Gateway will close its entire network of 188 retail stores next week and lay off about 2,500 staff, the PC maker announced yesterday.

The stores will close on April 9, Gateway said. It will continue to sell products directly to customers over the Web and by phone, and will seek to expand its presence in other retail outlets, the company said.

The move comes less than a month after Gateway completed its acquisition of PC vendor eMachines and installed a new CEO, Wayne Inouye, who previously was eMachines' CEO. Ted Waitt, Gateway's outgoing CEO, remains its chairman and its largest stockholder.

Part of Gateway's motivation for buying eMachines was to have access to its retail channels, which include most of the big electronics stores in the US, said Rob Enderle, principal analyst with The Enderle Group. Those electronics stores provide a better outlet for Gateway to sell its products, particularly as it tries to expand beyond PCs and into consumer fare such as flat-screen TVs, he said.

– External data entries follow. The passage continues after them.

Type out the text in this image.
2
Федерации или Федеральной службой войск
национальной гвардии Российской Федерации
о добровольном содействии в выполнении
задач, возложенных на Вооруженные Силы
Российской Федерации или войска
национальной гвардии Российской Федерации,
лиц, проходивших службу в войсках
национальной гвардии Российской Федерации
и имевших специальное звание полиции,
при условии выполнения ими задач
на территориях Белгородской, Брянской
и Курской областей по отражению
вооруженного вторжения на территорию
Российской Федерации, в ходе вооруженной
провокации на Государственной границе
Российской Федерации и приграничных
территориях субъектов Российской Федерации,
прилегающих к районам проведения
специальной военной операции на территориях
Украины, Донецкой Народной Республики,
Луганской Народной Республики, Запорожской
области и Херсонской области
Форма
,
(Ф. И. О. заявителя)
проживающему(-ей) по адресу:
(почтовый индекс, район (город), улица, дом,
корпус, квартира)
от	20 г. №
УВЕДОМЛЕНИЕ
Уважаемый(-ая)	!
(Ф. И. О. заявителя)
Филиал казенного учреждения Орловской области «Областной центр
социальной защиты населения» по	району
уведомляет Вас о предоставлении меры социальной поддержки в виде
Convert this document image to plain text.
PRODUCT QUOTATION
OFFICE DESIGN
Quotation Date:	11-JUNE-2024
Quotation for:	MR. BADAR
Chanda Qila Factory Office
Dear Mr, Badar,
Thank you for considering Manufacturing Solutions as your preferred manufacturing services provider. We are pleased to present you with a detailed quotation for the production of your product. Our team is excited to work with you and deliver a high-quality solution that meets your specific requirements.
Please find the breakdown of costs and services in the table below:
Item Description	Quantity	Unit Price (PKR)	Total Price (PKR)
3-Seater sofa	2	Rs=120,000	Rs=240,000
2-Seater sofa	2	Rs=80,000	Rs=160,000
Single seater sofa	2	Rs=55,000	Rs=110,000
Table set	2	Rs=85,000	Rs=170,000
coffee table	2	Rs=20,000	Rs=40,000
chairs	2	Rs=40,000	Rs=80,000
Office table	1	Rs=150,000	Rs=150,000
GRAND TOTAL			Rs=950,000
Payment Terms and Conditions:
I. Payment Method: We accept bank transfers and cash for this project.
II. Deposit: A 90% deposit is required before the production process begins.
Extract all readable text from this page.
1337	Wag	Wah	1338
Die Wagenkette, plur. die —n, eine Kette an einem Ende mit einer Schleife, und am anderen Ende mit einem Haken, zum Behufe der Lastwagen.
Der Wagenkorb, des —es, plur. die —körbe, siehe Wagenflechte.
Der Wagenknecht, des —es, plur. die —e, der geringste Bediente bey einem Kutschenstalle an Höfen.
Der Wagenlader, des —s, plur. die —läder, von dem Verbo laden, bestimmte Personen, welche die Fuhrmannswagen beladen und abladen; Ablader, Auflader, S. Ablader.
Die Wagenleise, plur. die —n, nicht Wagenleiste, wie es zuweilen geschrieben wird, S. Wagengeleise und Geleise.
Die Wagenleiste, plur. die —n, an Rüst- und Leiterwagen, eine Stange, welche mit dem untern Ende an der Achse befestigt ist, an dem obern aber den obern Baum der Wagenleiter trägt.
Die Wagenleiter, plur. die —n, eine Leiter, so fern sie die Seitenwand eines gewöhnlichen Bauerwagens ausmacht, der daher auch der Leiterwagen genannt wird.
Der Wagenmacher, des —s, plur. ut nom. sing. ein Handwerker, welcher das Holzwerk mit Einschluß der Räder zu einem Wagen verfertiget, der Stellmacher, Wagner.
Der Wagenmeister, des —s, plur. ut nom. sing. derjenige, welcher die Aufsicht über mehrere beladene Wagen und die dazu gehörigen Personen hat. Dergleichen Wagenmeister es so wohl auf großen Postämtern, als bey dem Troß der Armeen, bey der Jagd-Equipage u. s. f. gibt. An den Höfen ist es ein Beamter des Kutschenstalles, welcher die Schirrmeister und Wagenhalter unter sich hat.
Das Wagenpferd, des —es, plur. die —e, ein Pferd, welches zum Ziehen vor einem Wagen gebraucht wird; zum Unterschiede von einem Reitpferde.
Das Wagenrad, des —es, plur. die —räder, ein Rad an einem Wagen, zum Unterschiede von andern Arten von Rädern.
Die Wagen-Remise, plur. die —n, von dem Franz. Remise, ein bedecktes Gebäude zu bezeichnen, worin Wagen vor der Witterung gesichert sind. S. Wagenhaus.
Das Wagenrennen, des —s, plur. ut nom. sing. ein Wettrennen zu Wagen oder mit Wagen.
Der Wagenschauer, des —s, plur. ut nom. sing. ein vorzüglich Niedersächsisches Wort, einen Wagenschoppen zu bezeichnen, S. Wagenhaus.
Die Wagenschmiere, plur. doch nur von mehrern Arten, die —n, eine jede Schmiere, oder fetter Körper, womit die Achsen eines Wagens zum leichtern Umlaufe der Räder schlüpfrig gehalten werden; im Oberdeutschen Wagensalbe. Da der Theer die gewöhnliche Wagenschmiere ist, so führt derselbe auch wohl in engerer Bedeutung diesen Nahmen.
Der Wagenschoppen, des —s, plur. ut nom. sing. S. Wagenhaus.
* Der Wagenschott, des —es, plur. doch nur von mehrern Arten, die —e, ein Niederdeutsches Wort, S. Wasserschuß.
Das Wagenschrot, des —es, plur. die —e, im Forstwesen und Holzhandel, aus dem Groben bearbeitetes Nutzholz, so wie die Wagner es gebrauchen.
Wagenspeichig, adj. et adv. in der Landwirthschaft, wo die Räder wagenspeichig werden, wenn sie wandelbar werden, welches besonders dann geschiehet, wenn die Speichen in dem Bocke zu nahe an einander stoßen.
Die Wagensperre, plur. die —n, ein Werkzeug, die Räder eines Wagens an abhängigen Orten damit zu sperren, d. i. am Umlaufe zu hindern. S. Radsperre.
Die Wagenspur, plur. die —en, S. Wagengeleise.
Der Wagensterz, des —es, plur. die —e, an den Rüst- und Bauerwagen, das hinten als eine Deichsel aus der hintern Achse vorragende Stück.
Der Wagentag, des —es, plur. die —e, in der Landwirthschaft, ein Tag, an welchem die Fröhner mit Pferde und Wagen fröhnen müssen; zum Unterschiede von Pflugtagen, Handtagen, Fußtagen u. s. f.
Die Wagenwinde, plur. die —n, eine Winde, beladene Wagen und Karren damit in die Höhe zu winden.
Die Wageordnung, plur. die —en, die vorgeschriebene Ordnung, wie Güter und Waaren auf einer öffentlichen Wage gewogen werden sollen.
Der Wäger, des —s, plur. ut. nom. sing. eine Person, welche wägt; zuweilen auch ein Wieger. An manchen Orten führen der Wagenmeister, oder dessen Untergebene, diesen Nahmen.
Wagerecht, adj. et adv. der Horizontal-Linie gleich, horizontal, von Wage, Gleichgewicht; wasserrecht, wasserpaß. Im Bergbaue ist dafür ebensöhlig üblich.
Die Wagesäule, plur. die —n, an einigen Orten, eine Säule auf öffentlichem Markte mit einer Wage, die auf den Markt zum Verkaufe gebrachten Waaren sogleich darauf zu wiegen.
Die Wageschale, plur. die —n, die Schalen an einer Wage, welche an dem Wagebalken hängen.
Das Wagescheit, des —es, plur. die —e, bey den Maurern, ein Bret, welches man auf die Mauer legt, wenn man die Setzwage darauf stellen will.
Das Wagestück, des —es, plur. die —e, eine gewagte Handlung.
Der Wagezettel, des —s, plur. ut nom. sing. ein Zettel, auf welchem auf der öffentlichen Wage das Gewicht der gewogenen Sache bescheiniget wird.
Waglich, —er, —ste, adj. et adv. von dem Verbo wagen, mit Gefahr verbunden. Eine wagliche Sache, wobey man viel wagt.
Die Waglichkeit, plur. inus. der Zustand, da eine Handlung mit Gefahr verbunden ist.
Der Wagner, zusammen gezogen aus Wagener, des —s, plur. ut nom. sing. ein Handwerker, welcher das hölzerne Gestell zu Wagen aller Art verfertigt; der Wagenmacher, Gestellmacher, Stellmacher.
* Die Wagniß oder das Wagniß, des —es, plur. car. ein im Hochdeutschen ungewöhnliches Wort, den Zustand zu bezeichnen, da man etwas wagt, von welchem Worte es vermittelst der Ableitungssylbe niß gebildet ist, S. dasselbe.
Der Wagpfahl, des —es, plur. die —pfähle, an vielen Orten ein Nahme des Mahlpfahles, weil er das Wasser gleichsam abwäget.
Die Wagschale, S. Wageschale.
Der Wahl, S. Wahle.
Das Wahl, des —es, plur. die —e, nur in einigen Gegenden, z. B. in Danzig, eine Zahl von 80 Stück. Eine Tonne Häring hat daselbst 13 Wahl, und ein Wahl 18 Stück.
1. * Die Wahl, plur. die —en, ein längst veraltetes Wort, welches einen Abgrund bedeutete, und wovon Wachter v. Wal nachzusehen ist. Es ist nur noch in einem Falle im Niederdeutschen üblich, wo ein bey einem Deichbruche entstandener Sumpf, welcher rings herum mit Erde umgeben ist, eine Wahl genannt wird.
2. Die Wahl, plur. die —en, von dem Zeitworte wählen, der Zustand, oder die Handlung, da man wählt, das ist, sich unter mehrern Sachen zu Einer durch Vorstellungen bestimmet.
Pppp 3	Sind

Maintaining its own network of stores would have put Gateway into conflict with the other retail outlets, so a decision to close its own properties was an obvious one to make, Enderle said.

"Gateway made a strategic decision: Either the (Gateway) stores had to go, or the retail channel had to go," he said.

A spokesman for Gateway called that an oversimplification, but acknowledged that the concerns of its channel partners were a factor in its decision. "It's indicative of where we're heading – we'll be putting a greater reliance on the retail channel and working to reduce our operating costs," said Gateway spokesman Brad Williams.

The job cuts amount to a 38 per cent reduction in Gateway's total headcount, leaving it with about 4,000 employees. The vast majority of those to be laid off worked in the stores themselves, with the rest involved in their operation, Williams said.

Gateway will offer more details about its branding and channel strategy, and discuss any cost implications of the closures, when it announces its first-quarter financial results on April 29, the company said.

Gateway's revenue fell in the fourth quarter, ended December 31, as its PC business slowed and it worked to reinvent itself as a provider of more general electronics gear. Revenue for the period dropped to $875 million, from $1.1 billion a year earlier, the company said in January.

The company’s purchase of eMachines was valued at more than $234 million in cash and stock when the deal was announced early this year. With the buy, Gateway said it hopes to become the third-largest PC company in the US and the eighth-largest PC vendor in the world.